Au paludisme et à la dengue, s’ajoute un autre problème majeur : l’exposition aux maladies hydriques, due aux dégâts causés par les intempéries et aux difficultés d’accès à l’eau potable.

« Nous savons que les eaux sales sont dangereuses, mais que pouvons-nous faire ? » interroge Aïbata, mère de 4 enfants, vivant sur l’un des trois sites de déplacés dans la ville de Barsologho, à 45 kilomètres de Kaya, dans la région du centre.

« Nous pouvons recueillir l’eau de pluie qui tombe des tôles pour le ménage et pour boire. Après 3 pluies, les tôles sont propres », explique Asseta, qui habite Barsalogho. « Je ne possède pas de charrette, et cela m’évite de faire les 5 km à pied nécessaires pour aller chercher de l’eau potable. » 

Au Burkina Faso en juin 2021, seulement 21% de la population avait un accès à l’eau aux normes de qualité standard. Dans les zones impactées par la crise humanitaire et sécuritaire, certains déplacés utilisent des points d’eaux infectés par la défécation à l’air libre, des latrines emportées par les intempéries et toutes sortes d’insalubrités drainées par les érosions. 16% seulement de la population a un accès sécurisé et adéquat à des latrines fonctionnelles et sécurisées.

Pour Seko Ouedraogo, superviseur des activités de promotion de la santé pour MSF, les populations bien qu’informées des risques, se disent contraintes devant la pénurie d’eau : « Nous sensibilisons la population sur l’hygiène, les risques liés à l’utilisation des eaux sales pour les travaux ménagers.
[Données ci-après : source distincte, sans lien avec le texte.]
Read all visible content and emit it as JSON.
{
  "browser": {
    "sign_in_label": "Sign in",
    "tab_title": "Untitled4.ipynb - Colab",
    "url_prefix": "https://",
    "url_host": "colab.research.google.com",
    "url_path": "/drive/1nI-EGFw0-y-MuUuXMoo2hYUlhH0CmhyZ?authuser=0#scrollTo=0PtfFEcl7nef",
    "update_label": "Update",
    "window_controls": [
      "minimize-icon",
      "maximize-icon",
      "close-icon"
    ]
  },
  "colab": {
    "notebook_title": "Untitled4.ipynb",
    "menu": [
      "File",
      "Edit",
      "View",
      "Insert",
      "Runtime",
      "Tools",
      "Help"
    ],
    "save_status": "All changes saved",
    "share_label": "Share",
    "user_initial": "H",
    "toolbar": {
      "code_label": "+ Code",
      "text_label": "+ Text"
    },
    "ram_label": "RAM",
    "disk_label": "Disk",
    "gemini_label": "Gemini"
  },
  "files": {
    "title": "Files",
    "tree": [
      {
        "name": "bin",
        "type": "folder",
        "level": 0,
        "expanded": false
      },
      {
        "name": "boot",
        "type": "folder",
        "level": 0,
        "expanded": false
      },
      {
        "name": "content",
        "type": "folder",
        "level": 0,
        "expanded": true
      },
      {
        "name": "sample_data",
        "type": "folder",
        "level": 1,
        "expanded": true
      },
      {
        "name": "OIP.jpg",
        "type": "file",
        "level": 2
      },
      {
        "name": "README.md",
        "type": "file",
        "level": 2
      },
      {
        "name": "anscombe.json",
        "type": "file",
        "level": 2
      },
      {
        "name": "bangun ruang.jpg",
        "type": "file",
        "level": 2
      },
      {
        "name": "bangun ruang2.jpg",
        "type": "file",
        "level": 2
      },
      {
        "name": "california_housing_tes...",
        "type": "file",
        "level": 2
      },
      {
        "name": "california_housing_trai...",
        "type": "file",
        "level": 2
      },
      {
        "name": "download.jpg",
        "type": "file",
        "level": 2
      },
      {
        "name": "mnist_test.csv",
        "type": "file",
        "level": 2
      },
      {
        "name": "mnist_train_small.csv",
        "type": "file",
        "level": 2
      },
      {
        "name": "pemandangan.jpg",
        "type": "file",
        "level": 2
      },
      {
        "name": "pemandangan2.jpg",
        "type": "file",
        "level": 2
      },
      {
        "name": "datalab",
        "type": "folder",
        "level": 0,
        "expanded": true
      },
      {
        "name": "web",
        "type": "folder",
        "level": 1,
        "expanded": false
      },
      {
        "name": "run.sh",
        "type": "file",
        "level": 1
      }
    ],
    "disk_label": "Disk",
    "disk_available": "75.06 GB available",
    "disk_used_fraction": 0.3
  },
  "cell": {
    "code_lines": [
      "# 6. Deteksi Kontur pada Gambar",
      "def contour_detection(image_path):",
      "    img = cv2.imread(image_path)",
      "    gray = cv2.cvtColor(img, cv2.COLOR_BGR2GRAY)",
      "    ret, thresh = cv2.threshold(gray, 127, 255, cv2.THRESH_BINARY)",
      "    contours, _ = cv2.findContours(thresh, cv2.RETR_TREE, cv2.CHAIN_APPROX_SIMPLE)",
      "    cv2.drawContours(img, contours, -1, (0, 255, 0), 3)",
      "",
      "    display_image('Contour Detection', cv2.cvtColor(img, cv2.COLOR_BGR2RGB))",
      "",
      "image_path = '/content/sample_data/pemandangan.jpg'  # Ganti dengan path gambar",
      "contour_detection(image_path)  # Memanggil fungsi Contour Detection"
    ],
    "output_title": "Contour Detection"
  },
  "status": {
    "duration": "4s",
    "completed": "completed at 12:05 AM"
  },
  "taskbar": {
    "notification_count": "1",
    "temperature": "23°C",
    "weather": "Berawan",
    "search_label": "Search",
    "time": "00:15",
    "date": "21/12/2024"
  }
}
Elle connait les dangers, mais n’a pas d’autres choix... » 

Malheureusement courantes, ces habitudes à risque dressent le lit des maladies hydriques telles que la diarrhée, ou encore le choléra, auxquelles s’ajoutent des cas de maladies pulmonaires et dermiques dues à la promiscuité et à la très grande humidité dans certains abris bâtis sur des zones inondables. 

Depuis 2015, le Burkina Faso est plongé dans une crise sécuritaire et humanitaire qui a entrainé une dégradation fulgurante des conditions de vie des populations, particulièrement dans le Sahel, l’Est, le Centre-Nord et le Nord. Le pays est aujourd’hui bouleversé par des vagues constantes de personnes déplacées internes, faisant de cette crise l’une de celles qui évoluent le plus rapidement au monde. En août 2021, plus de 1,4 millions de personnes déplacées internes étaient enregistrées dans le pays. Les équipes MSF interviennent aujourd’hui dans 5 régions au Burkina Faso et fournissent des soins de santé primaires et secondaires aux populations déplacées et communautés hôtes. Ces équipes appuient aussi le système de référence médicale pour les cas les plus critiques et offrent des soins psychologiques. Dans certaines zones, les équipes logistiques MSF fournissent également de l’eau propre et gratuite aux populations en réhabilitant d’anciens forages ou en en construisant de nouveaux.